Most Valuable Braves Pitcher: Kris Medlen (3 WAR, 3.78 ERA, 121 SO, 44 BB, 14 HR, 159 IP). Medlen doesn’t project to be a consensus true ace but there just aren’t that many of them. Medlen is expected to provide solid contributions in the rotation. With Beachy out, Medlen should do plenty to pick up the slack.
The Rotation: Maholm and Hudson project to each post 2.4 WAR while Minor is right behind at 2 WAR. Steamer isn’t all that optimistic about Teheran, projecting him at a 4.49 ERA and 0.3 WAR. However he’ll be at the backend of the rotation as the number five starter. Beachy is due back at some point around mid-season. Plus, the Braves has some players down on the farm, if they get desperate for another starter. At worst, they could probably make another move for a Maholm type rather easily.
Most Valuable Reliever: Craig Kimbrel (1.4 WAR, 1.89 ERA, 83 SO, 22 BB, 4 HR, 54 IP, 35 SV). Kimbrel is projected to have the lowest ERA in the majors and the highest K/9 rate (13.89). On a per-inning basis, he’s probably the best pitcher in the game. Steamer projects Kimbrel to have the same WAR as Tommy Hanson, a starter they project to throw 142 innings to Kimbrel’s 54.

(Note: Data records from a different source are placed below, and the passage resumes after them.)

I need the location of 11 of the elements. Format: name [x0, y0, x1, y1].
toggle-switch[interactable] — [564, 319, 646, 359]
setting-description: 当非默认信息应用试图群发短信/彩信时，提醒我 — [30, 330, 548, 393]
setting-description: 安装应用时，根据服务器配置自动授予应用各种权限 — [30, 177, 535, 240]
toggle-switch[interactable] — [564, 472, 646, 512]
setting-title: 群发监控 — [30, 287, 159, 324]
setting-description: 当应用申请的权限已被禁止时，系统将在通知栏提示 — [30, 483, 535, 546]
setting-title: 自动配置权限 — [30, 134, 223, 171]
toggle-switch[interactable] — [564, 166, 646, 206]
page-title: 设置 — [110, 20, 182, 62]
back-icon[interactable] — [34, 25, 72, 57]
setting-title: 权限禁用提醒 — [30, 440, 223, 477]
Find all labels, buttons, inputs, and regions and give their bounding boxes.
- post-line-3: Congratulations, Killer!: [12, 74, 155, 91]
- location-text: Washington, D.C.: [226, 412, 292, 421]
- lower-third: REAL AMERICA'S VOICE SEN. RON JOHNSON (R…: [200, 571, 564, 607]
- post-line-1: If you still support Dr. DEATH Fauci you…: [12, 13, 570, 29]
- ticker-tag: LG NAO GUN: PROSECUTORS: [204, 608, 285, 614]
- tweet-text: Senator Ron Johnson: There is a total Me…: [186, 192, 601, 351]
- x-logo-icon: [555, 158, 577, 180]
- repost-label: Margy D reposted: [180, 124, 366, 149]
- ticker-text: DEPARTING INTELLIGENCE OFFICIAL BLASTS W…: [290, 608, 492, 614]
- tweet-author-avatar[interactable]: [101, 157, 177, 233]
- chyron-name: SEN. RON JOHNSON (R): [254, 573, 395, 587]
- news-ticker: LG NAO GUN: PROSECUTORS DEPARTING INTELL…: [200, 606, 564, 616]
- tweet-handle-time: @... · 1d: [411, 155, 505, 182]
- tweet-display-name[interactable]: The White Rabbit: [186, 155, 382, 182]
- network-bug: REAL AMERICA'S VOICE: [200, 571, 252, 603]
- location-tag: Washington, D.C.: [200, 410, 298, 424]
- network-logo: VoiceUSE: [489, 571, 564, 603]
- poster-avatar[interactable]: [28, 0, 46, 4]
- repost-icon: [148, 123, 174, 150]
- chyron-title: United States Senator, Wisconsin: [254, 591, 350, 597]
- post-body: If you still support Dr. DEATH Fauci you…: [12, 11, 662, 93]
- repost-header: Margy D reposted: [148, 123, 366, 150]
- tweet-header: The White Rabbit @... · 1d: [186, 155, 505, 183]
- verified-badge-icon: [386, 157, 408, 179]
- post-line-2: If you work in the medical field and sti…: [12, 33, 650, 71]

The Bullpen: Steamer projects a 2.81 ERA from Jonny Venters, a 3.33 ERA from Jordan Walden and a 3.27 ERA from Eric O’Flaherty. All three project to have K/9 rates above 9.5. We hear about the Braves’ hitters strikeouts being a problem but the ability of the bullpen to miss bats could be a bigger factor, both throughout the regular season and in the playoffs. Steamer likes Cristian Martinez to do a nice job of eating innings, posting a 3.44 ERA in 52 innings pitched. The rest of the bullpen looks to be pretty typical of a major league ‘pen.